Это тогда называлось “жизнь с крестьянами”. Питаться, естественно, нужно было вместе с ними, дома. Небольшими группками по два – три человека мы ходили сегодня к одному, завтра – к другому. В крестьянских домах был кан; в русском языке есть такое заимствованное слово: на Севере так называли что-то вроде огромной лежанки, под которую заводили дымоход для обогрева. Он полкомнаты занимал, этот кан. Ночью люди на нем спали, а днем складывали одеяла, ставили на кан маленький столик и за ним ели. Сидеть нужно было, сняв обувь и поджав ноги. Я этого не умела делать. Нас также инструктировали, чтобы мы не вели себя как баричи, а помогали по хозяйству. Но по хозяйству я тоже ничего не умела – ни готовить, ни стирать. Мне дома это не нужно было. Одежду – уже тогда! – у нас стирала машина. Пельмени лепил повар. А тут я всему научилась, с нуля.

Занимались мы, можно сказать, социологическими опросами. Но в классовом духе. Нужно было фиксировать классовое происхождение, социальное положение до 1949 года, как оно изменилось после 1949-го, имущественный статус и так далее. И еще записывать рассказы крестьян об их горькой жизни до освобождения, чтобы использовать в агитационных целях; тогда как раз проходила кампания “вспоминая горечи, ощущать сладость нынешней жизни”.

Но обычно получалось как. Мы приходим, просим крестьян постарше: “Поделитесь воспоминаниями о вашем горьком прошлом”. А они, чуть ли не повально, начинают вспоминать голод после создания народных коммун. Политинструктор объяснял нам: “Что с них взять, они несознательные. Вы должны их направлять в нужную сторону. Как только начнут жаловаться, прерывайте их: а вы лучше расскажите, как вы жили до 1949 года”.

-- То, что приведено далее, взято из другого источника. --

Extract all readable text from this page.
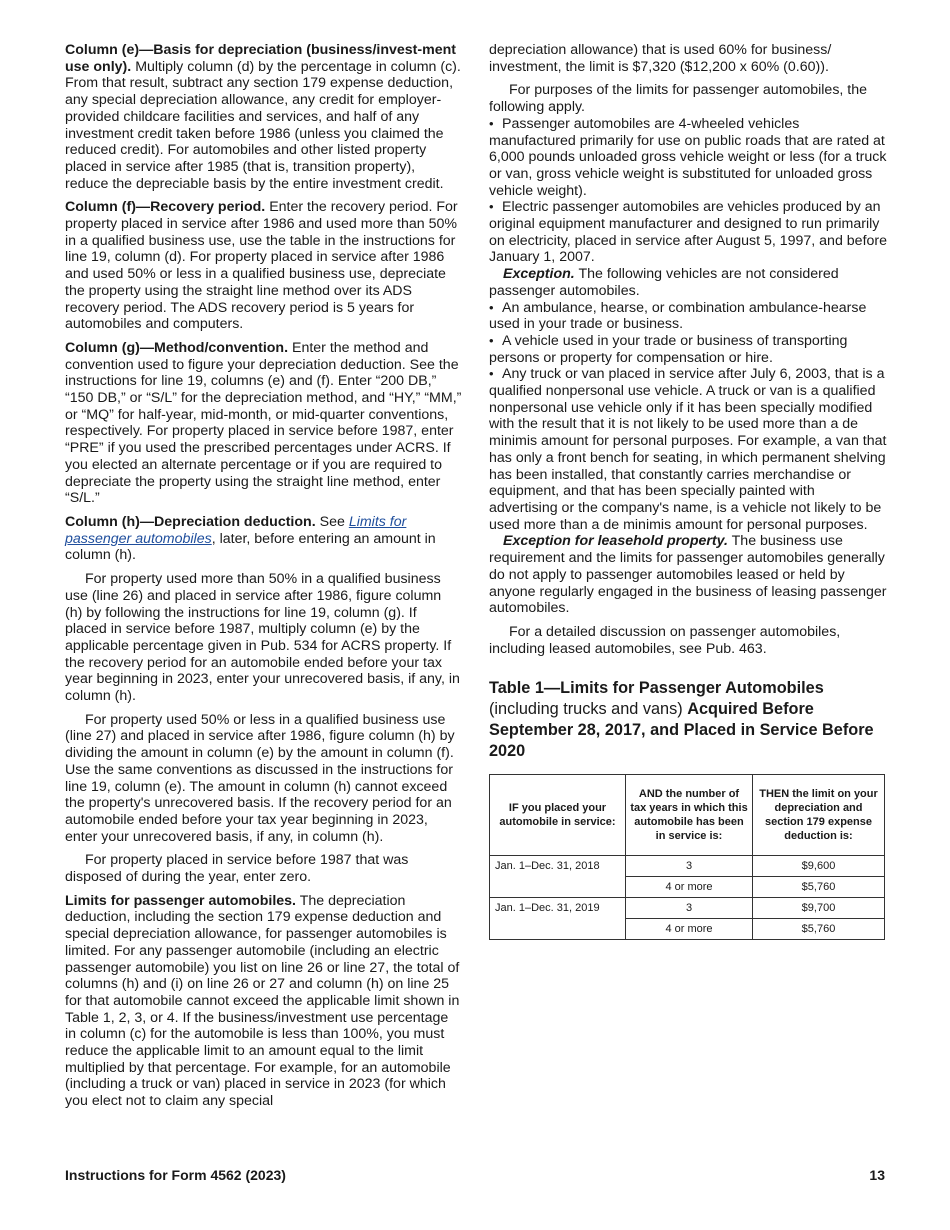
Column (e)—Basis for depreciation (business/invest-ment use only). Multiply column (d) by the percentage in column (c). From that result, subtract any section 179 expense deduction, any special depreciation allowance, any credit for employer-provided childcare facilities and services, and half of any investment credit taken before 1986 (unless you claimed the reduced credit). For automobiles and other listed property placed in service after 1985 (that is, transition property), reduce the depreciable basis by the entire investment credit.

Column (f)—Recovery period. Enter the recovery period. For property placed in service after 1986 and used more than 50% in a qualified business use, use the table in the instructions for line 19, column (d). For property placed in service after 1986 and used 50% or less in a qualified business use, depreciate the property using the straight line method over its ADS recovery period. The ADS recovery period is 5 years for automobiles and computers.

Column (g)—Method/convention. Enter the method and convention used to figure your depreciation deduction. See the instructions for line 19, columns (e) and (f). Enter “200 DB,” “150 DB,” or “S/L” for the depreciation method, and “HY,” “MM,” or “MQ” for half-year, mid-month, or mid-quarter conventions, respectively. For property placed in service before 1987, enter “PRE” if you used the prescribed percentages under ACRS. If you elected an alternate percentage or if you are required to depreciate the property using the straight line method, enter “S/L.”

Column (h)—Depreciation deduction. See Limits for passenger automobiles, later, before entering an amount in column (h).

For property used more than 50% in a qualified business use (line 26) and placed in service after 1986, figure column (h) by following the instructions for line 19, column (g). If placed in service before 1987, multiply column (e) by the applicable percentage given in Pub. 534 for ACRS property. If the recovery period for an automobile ended before your tax year beginning in 2023, enter your unrecovered basis, if any, in column (h).

For property used 50% or less in a qualified business use (line 27) and placed in service after 1986, figure column (h) by dividing the amount in column (e) by the amount in column (f). Use the same conventions as discussed in the instructions for line 19, column (e). The amount in column (h) cannot exceed the property's unrecovered basis. If the recovery period for an automobile ended before your tax year beginning in 2023, enter your unrecovered basis, if any, in column (h).

For property placed in service before 1987 that was disposed of during the year, enter zero.

Limits for passenger automobiles. The depreciation deduction, including the section 179 expense deduction and special depreciation allowance, for passenger automobiles is limited. For any passenger automobile (including an electric passenger automobile) you list on line 26 or line 27, the total of columns (h) and (i) on line 26 or 27 and column (h) on line 25 for that automobile cannot exceed the applicable limit shown in Table 1, 2, 3, or 4. If the business/investment use percentage in column (c) for the automobile is less than 100%, you must reduce the applicable limit to an amount equal to the limit multiplied by that percentage. For example, for an automobile (including a truck or van) placed in service in 2023 (for which you elect not to claim any special

depreciation allowance) that is used 60% for business/ investment, the limit is $7,320 ($12,200 x 60% (0.60)).

For purposes of the limits for passenger automobiles, the following apply.

• Passenger automobiles are 4-wheeled vehicles manufactured primarily for use on public roads that are rated at 6,000 pounds unloaded gross vehicle weight or less (for a truck or van, gross vehicle weight is substituted for unloaded gross vehicle weight).

• Electric passenger automobiles are vehicles produced by an original equipment manufacturer and designed to run primarily on electricity, placed in service after August 5, 1997, and before January 1, 2007.

Exception. The following vehicles are not considered passenger automobiles.

• An ambulance, hearse, or combination ambulance-hearse used in your trade or business.

• A vehicle used in your trade or business of transporting persons or property for compensation or hire.

• Any truck or van placed in service after July 6, 2003, that is a qualified nonpersonal use vehicle. A truck or van is a qualified nonpersonal use vehicle only if it has been specially modified with the result that it is not likely to be used more than a de minimis amount for personal purposes. For example, a van that has only a front bench for seating, in which permanent shelving has been installed, that constantly carries merchandise or equipment, and that has been specially painted with advertising or the company's name, is a vehicle not likely to be used more than a de minimis amount for personal purposes.

Exception for leasehold property. The business use requirement and the limits for passenger automobiles generally do not apply to passenger automobiles leased or held by anyone regularly engaged in the business of leasing passenger automobiles.

For a detailed discussion on passenger automobiles, including leased automobiles, see Pub. 463.

Table 1—Limits for Passenger Automobiles
(including trucks and vans) Acquired Before September 28, 2017, and Placed in Service Before 2020
IF you placed your automobile in service:	AND the number of tax years in which this automobile has been in service is:	THEN the limit on your depreciation and section 179 expense deduction is:
Jan. 1–Dec. 31, 2018	3	$9,600
	4 or more	$5,760
Jan. 1–Dec. 31, 2019	3	$9,700
	4 or more	$5,760
Instructions for Form 4562 (2023)	13
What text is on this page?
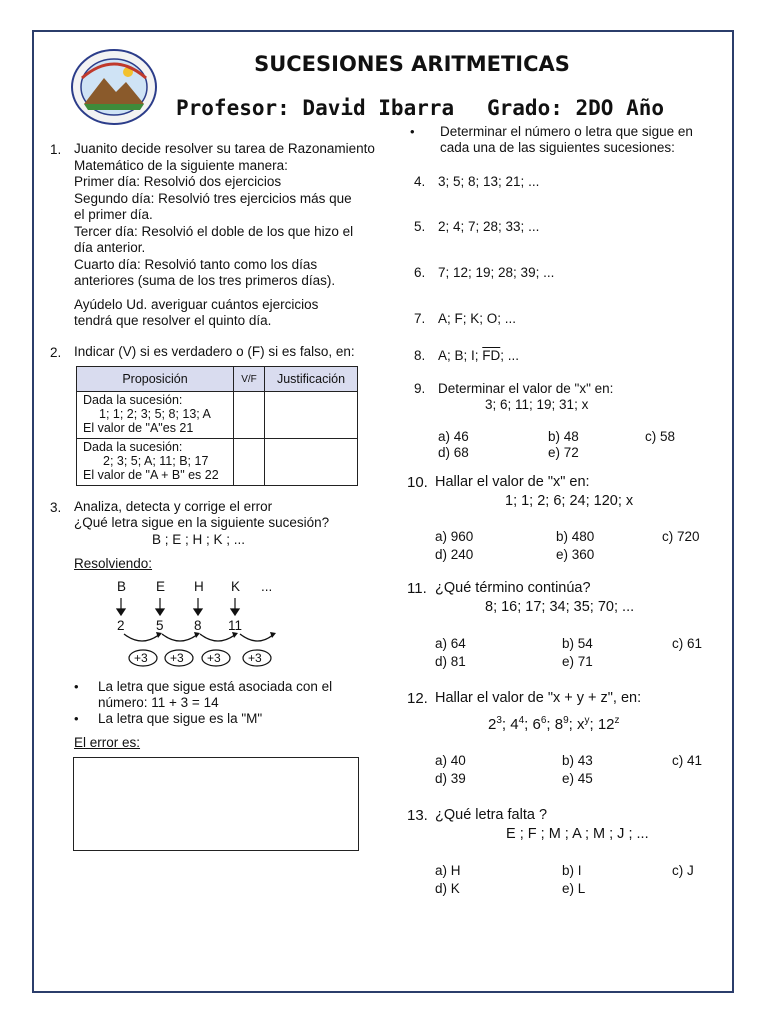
SUCESIONES ARITMETICAS
Profesor: David Ibarra Grado: 2DO Año
1. Juanito decide resolver su tarea de Razonamiento
Matemático de la siguiente manera:
Primer día: Resolvió dos ejercicios
Segundo día: Resolvió tres ejercicios más que
el primer día.
Tercer día: Resolvió el doble de los que hizo el
día anterior.
Cuarto día: Resolvió tanto como los días
anteriores (suma de los tres primeros días).
Ayúdelo Ud. averiguar cuántos ejercicios
tendrá que resolver el quinto día.
2. Indicar (V) si es verdadero o (F) si es falso, en:
Proposición	V/F	Justificación

Dada la sucesión:
1; 1; 2; 3; 5; 8; 13; A
El valor de "A"es 21		

Dada la sucesión:
2; 3; 5; A; 11; B; 17
El valor de "A + B" es 22		

3. Analiza, detecta y corrige el error
¿Qué letra sigue en la siguiente sucesión?
B ; E ; H ; K ; ...
Resolviendo:
B E H K ...
2 5 8 11
+3 +3 +3 +3
• La letra que sigue está asociada con el
número: 11 + 3 = 14
• La letra que sigue es la "M"
El error es:
• Determinar el número o letra que sigue en
cada una de las siguientes sucesiones:
4. 3; 5; 8; 13; 21; ...
5. 2; 4; 7; 28; 33; ...
6. 7; 12; 19; 28; 39; ...
7. A; F; K; O; ...
8. A; B; I; $\overline{FD}$; ...
9. Determinar el valor de "x" en:
3; 6; 11; 19; 31; x
a) 46	b) 48	c) 58
d) 68	e) 72
10. Hallar el valor de "x" en:
1; 1; 2; 6; 24; 120; x
a) 960	b) 480	c) 720
d) 240	e) 360
11. ¿Qué término continúa?
8; 16; 17; 34; 35; 70; ...
a) 64	b) 54	c) 61
d) 81	e) 71
12. Hallar el valor de "x + y + z", en:
$2^3$; $4^4$; $6^6$; $8^9$; $x^y$; 12$^z$
a) 40	b) 43	c) 41
d) 39	e) 45
13. ¿Qué letra falta ?
E ; F ; M ; A ; M ; J ; ...
a) H	b) I	c) J
d) K	e) L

А еще там был один как бы помещик. Ну, я помнила литературных помещиков у Льва Толстого, Тургенева, в русской классике. От бабушки слышала осторожные предания о нашем собственном помещичьем роде. А тут живой помещик! При этом китайский. И практически нищий. Дом у него был побольше, чем у соседей, но землю и все прочее имущество экспроприировали, и все пришло в такое запустение, что просто кошмар. Сплошная грязь, убогость, неустроенность. Он сам был молодой, лет сорока. Но такой весь забитый, жалкий. И в основном отмалчивался – видимо, не знал, что говорить, а о чем лучше не стоит…

Конечно, мы ходили на работу в поле. Это все потом мне тоже пригодилось.

3

На четвертом курсе мы поехали уже надолго, на полгода, и не под Пекин, а в дальнюю провинцию Шаньси – очень консервативную, кондовую. Жили у местных, спали с ними на одном кане; все освещение – пузырек из-под чернил, в нем масло, фитиль, слабый огонек, а вокруг кромешная тьма.

Нас инструктировали:

– Девочки, если решите помыть ноги, не выносите тазики во двор. Только в закрытом помещении. Считается неприличным, если женщина демонстрирует обнаженные ноги. И воду экономьте, район засушливый, колодцы и водоемы в жару пересохнут.

Мы старались экономить. Утром наливали воду в тазик, умывались без мыла; возвращались в обед, использовали ту же воду – и тоже без мыла. И только в конце дня позволяли себе с мылом помыться и воду выплеснуть.

И еда была скудная, хотя провинция считалась не самой голодной. Они там испокон веков пшеницу сеют. А тогда в Китае было так: что сеешь, то и ешь. То есть риса не было совсем, но была белая мука, что в Китае считалось очень хорошим уровнем. Впрочем, кроме муки – ничего. Мы ели лапшу три раза в день; к ней полагались лишь уксус и красный перец, слегка обжаренный в масле. Даже овощей почти не было, что уж говорить о мясе. Ну, можно было хотя бы набить желудок, и на том спасибо.

Однажды кто-то из преподавателей поехал по делам в Пекин. Мама узнала, решила передать посылку, подкормить любимую девочку, собрала сумку с продуктами. И эту сумку преподавательница передала нашему политинструктору. Он меня вызывает к себе и строго так говорит: “Инна, тут тебе мама прислала посылку. Но мы считаем, что это неправильно. Потому что ты здесь для того, чтобы приобщаться к жизни крестьян, а не для того, чтобы питаться отдельно от них. Поэтому мы на партсобрании всё обсудили и решили, что вернем посылку маме. А сумку бери, сумка хорошая, крепкая”. Я была очень расстроена, конечно. Прихожу домой – и обнаруживаю, что в уголок сумки завалился плавленый сырок “Дружба”. А плавленого сыра даже в Пекине не было – его иногда нам из Москвы присылали родственники.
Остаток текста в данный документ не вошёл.